Subdued demand for petroleum products, which grew by just 1.8% Y-o-Y in Q3, was also a major headwind.
Cement Volume growth of the cement sector remained robust as sales volume grew by 8.4% Y-o-Y in Q3 on the back of continued demand amidst the pre-election period.
However, realisations continued to be flattish for the sector as lack of pricing power and intense competition plague the sector.
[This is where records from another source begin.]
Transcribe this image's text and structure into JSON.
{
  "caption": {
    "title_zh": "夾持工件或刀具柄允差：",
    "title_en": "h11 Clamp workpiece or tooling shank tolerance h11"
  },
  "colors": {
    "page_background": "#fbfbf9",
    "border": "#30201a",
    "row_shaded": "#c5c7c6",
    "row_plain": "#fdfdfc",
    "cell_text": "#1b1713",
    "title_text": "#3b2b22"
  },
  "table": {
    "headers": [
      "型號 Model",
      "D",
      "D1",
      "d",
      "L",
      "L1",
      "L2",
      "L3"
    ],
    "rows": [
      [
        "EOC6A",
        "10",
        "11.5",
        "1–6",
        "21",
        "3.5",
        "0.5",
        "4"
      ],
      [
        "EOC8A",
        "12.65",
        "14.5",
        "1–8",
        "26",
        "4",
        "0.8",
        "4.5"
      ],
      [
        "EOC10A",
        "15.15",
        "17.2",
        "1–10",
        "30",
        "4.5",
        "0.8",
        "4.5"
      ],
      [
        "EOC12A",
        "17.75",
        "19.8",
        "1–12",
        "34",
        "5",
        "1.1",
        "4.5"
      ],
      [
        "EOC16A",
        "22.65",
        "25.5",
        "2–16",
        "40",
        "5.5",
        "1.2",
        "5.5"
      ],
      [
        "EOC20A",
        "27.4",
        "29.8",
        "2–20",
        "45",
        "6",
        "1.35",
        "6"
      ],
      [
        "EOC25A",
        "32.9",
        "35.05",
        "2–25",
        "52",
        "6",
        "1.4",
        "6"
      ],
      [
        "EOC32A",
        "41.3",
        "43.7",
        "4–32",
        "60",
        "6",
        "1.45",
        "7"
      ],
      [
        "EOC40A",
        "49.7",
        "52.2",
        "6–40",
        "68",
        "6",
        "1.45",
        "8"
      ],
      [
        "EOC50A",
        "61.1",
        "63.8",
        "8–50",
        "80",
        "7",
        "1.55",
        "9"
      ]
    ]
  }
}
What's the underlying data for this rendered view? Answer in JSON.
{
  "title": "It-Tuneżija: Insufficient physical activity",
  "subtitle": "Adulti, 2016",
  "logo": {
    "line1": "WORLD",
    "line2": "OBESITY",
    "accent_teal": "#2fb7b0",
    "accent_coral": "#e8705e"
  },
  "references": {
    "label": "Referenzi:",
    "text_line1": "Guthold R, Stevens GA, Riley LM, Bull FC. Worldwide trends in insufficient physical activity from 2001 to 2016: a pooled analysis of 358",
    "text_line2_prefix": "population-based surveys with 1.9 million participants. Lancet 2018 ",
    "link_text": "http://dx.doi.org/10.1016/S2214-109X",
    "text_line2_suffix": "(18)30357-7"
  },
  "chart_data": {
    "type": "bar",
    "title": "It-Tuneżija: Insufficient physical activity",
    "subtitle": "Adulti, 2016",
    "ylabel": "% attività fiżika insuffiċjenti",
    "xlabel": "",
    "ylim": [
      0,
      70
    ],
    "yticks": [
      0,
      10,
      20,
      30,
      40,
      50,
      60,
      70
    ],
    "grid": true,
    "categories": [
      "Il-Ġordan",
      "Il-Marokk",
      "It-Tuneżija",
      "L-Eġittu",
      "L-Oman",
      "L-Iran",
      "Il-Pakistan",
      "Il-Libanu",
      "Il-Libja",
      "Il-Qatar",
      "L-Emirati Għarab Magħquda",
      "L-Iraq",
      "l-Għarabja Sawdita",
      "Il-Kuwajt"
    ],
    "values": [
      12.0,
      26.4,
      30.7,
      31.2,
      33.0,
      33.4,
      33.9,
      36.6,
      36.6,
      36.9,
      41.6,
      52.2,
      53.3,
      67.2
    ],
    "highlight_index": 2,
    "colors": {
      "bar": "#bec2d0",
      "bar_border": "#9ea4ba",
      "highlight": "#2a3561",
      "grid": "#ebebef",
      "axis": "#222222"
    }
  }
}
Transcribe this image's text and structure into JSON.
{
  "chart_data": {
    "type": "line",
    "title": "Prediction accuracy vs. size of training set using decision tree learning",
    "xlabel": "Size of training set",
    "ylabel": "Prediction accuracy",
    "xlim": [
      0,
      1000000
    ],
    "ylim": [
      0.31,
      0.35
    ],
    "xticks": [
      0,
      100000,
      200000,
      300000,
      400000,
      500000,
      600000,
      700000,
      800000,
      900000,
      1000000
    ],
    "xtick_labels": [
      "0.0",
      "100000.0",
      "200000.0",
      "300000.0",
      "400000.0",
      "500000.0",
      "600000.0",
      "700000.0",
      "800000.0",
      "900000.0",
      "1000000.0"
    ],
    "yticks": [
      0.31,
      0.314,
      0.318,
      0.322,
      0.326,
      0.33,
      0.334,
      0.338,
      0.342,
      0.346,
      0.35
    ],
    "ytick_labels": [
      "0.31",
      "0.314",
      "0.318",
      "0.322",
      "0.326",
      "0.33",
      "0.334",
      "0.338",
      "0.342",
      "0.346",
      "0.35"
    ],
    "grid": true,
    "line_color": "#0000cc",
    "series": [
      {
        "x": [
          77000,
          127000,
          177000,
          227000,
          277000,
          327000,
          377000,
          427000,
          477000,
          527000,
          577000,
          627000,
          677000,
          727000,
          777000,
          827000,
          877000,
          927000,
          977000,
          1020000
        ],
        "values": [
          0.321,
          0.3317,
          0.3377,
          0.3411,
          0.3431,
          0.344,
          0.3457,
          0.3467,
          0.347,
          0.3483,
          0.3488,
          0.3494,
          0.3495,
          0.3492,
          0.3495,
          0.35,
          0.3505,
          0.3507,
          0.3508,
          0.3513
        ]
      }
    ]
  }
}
Automobile Sales growth hit cyclical lows for PVs and CVs whereas Two Wheelers sustained flattish momentum. Muted demand, volatile crude prices, liquidity crunch, slacking consumer sentiment have impacted demand for automobiles
Pharmaceutical Lower base and INR depreciation led to pharma companies posting stellar earnings
Information Technology Rising deals wins along demand commentaries continues for IT companies. However, margins are under pressure due to higher onshore delivery expenses



Overall, Q3FY19 was not so easy quarter as profit growth remained subdued. Government spending, INR depreciation and GST rate cuts were the key tailwinds that helped consumer, IT and pharma companies post strong double digit EBITDA growth. However, slowdown in global growth and tightening domestic liquidity were key headwinds for auto, NBFC and metals.


As we enter the next quarter, Street estimates are still optimistic with Q4FY19 EPS asking rate of 40% and FY20 EPS forecast of 26%.